Ghosh isn’t convinced the cards will fall quite so one-sidedly to the benefit of the Global North this time around. Neither am I. The implications are huge and I won’t discuss them here. But while I don’t welcome the chaos that’s unleashing, I can’t honestly mourn the passing of a modernism that was always rotten to the core and that always had doom written into it. It’s vital now to wrest the best outcomes we can from its passing. In my opinion, this won’t be achieved by ‘we can do this’ techno-narratives built around ongoing processes of capital accumulation in the Global North, nor by derision towards lower energy and more local ways of being.
Ghosh says, rightly I think, that “the settler-colonial holocaust that has devoured so many Native American life-worlds will one day engulf the entirety of the planet” (p.207). But while that holocaust destroyed many people, along with their life-worlds, it didn’t destroy all of them, nor all of the world. The challenge then is to do what we can to start reconstructing a better life-world to come once the fire of the settler-colonial world-holocaust has burned out.

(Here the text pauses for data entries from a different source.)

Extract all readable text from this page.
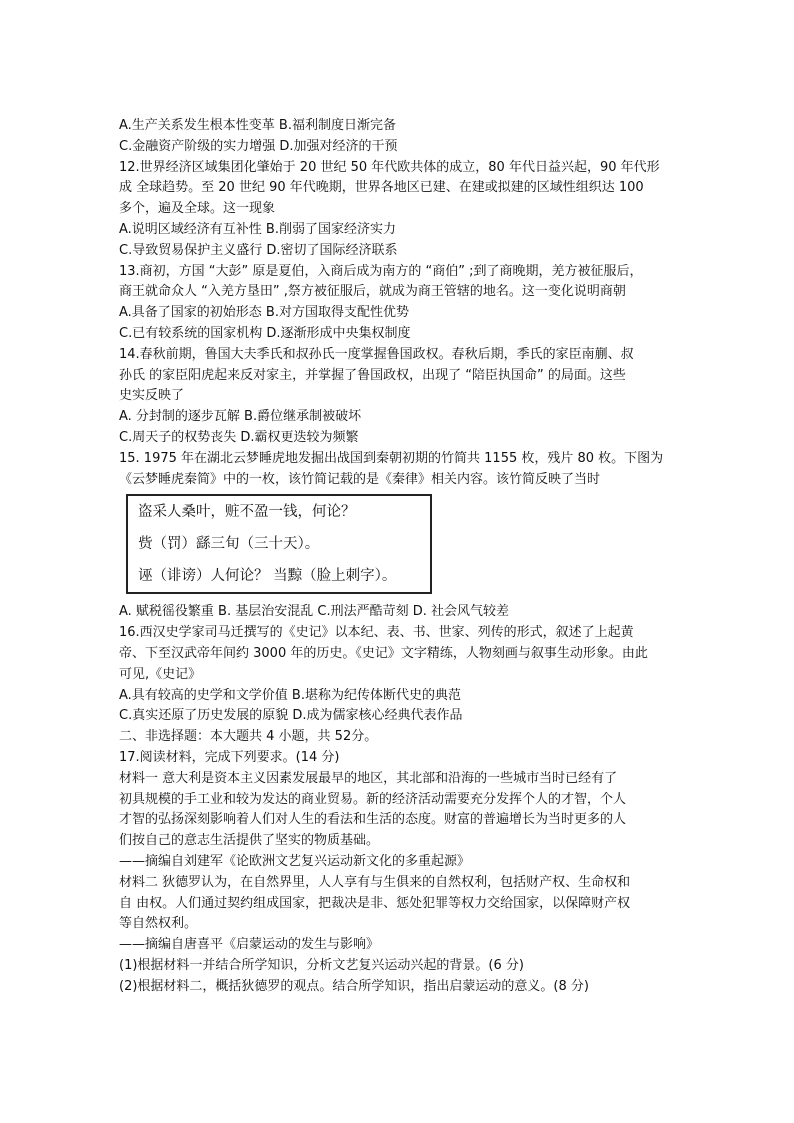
A.生产关系发生根本性变革 B.福利制度日渐完备
C.金融资产阶级的实力增强 D.加强对经济的干预
12.世界经济区域集团化肇始于 20 世纪 50 年代欧共体的成立，80 年代日益兴起，90 年代形
成 全球趋势。至 20 世纪 90 年代晚期，世界各地区已建、在建或拟建的区域性组织达 100
多个，遍及全球。这一现象
A.说明区域经济有互补性 B.削弱了国家经济实力
C.导致贸易保护主义盛行 D.密切了国际经济联系
13.商初，方国 “大彭” 原是夏伯，入商后成为南方的 “商伯” ;到了商晚期，羌方被征服后，
商王就命众人 “入羌方垦田” ,祭方被征服后，就成为商王管辖的地名。这一变化说明商朝
A.具备了国家的初始形态 B.对方国取得支配性优势
C.已有较系统的国家机构 D.逐渐形成中央集权制度
14.春秋前期，鲁国大夫季氏和叔孙氏一度掌握鲁国政权。春秋后期，季氏的家臣南蒯、叔
孙氏 的家臣阳虎起来反对家主，并掌握了鲁国政权，出现了 “陪臣执国命” 的局面。这些
史实反映了
A. 分封制的逐步瓦解 B.爵位继承制被破坏
C.周天子的权势丧失 D.霸权更迭较为频繁
15. 1975 年在湖北云梦睡虎地发掘出战国到秦朝初期的竹简共 1155 枚，残片 80 枚。下图为
《云梦睡虎秦简》中的一枚，该竹简记载的是《秦律》相关内容。该竹简反映了当时
盗采人桑叶，赃不盈一钱，何论？
赀（罚）繇三旬（三十天）。
诬（诽谤）人何论？ 当黥（脸上刺字）。
A. 赋税徭役繁重 B. 基层治安混乱 C.刑法严酷苛刻 D. 社会风气较差
16.西汉史学家司马迁撰写的《史记》以本纪、表、书、世家、列传的形式，叙述了上起黄
帝、下至汉武帝年间约 3000 年的历史。《史记》文字精练，人物刻画与叙事生动形象。由此
可见,《史记》
A.具有较高的史学和文学价值 B.堪称为纪传体断代史的典范
C.真实还原了历史发展的原貌 D.成为儒家核心经典代表作品
二、非选择题：本大题共 4 小题，共 52分。
17.阅读材料，完成下列要求。(14 分)
材料一 意大利是资本主义因素发展最早的地区，其北部和沿海的一些城市当时已经有了
初具规模的手工业和较为发达的商业贸易。新的经济活动需要充分发挥个人的才智，个人
才智的弘扬深刻影响着人们对人生的看法和生活的态度。财富的普遍增长为当时更多的人
们按自己的意志生活提供了坚实的物质基础。
——摘编自刘建军《论欧洲文艺复兴运动新文化的多重起源》
材料二 狄德罗认为，在自然界里，人人享有与生俱来的自然权利，包括财产权、生命权和
自 由权。人们通过契约组成国家，把裁决是非、惩处犯罪等权力交给国家，以保障财产权
等自然权利。
——摘编自唐喜平《启蒙运动的发生与影响》
(1)根据材料一并结合所学知识，分析文艺复兴运动兴起的背景。(6 分)
(2)根据材料二，概括狄德罗的观点。结合所学知识，指出启蒙运动的意义。(8 分)
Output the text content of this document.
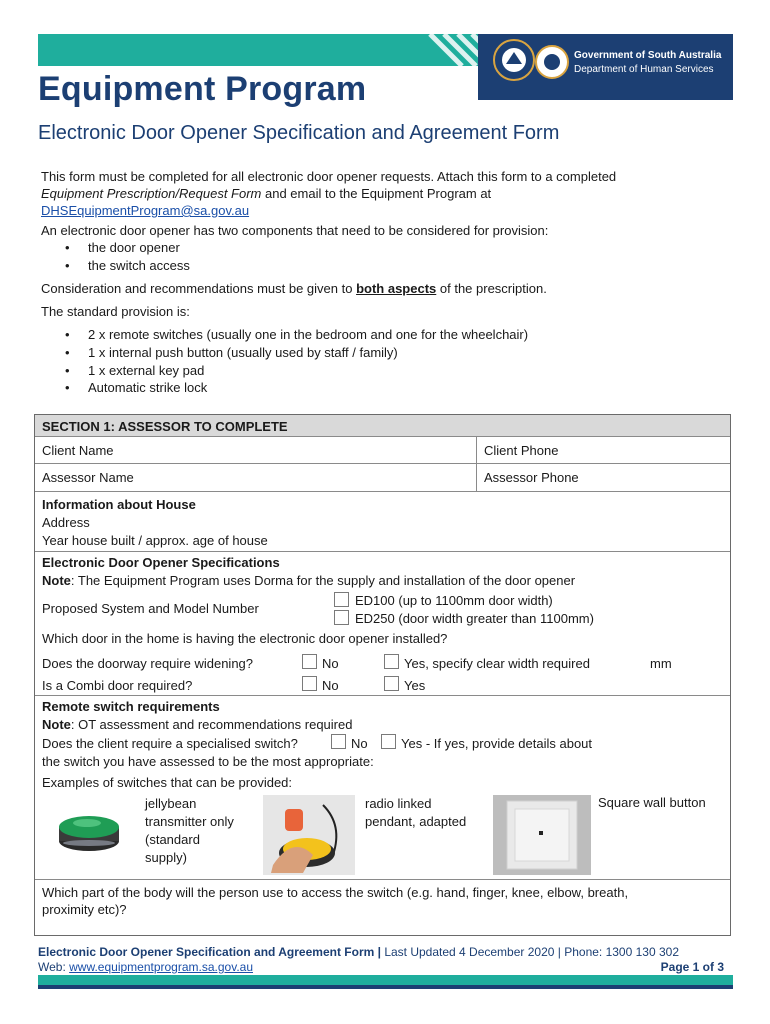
Government of South Australia
Department of Human Services
Equipment Program
Electronic Door Opener Specification and Agreement Form
This form must be completed for all electronic door opener requests. Attach this form to a completed
Equipment Prescription/Request Form and email to the Equipment Program at
DHSEquipmentProgram@sa.gov.au
An electronic door opener has two components that need to be considered for provision:
• the door opener
• the switch access
Consideration and recommendations must be given to both aspects of the prescription.
The standard provision is:
• 2 x remote switches (usually one in the bedroom and one for the wheelchair)
• 1 x internal push button (usually used by staff / family)
• 1 x external key pad
• Automatic strike lock
SECTION 1: ASSESSOR TO COMPLETE
Client Name	Client Phone
Assessor Name	Assessor Phone
Information about House
Address
Year house built / approx. age of house
Electronic Door Opener Specifications
Note: The Equipment Program uses Dorma for the supply and installation of the door opener
Proposed System and Model Number
ED100 (up to 1100mm door width)
ED250 (door width greater than 1100mm)
Which door in the home is having the electronic door opener installed?
Does the doorway require widening?	No	Yes, specify clear width required	mm
Is a Combi door required?	No	Yes
Remote switch requirements
Note: OT assessment and recommendations required
Does the client require a specialised switch?	No	Yes - If yes, provide details about
the switch you have assessed to be the most appropriate:
Examples of switches that can be provided:
jellybean
transmitter only
(standard
supply)
radio linked
pendant, adapted
Square wall button
Which part of the body will the person use to access the switch (e.g. hand, finger, knee, elbow, breath,
proximity etc)?
Electronic Door Opener Specification and Agreement Form | Last Updated 4 December 2020 | Phone: 1300 130 302
Web: www.equipmentprogram.sa.gov.au	Page 1 of 3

Perhaps there’s an irony here in my juxtaposition of Lasch and Ghosh as influences, since you could interpret Lasch’s position (albeit rather unfairly in my opinion) as a justification for settler-colonialism. Here’s how I’d parse it: being a settler is going to be an increasingly common human experience in the future. Lasch teaches us useful things about the politics of settler livelihood-making, while Ghosh teaches us useful things about how settlers must avoid becoming settler-colonists.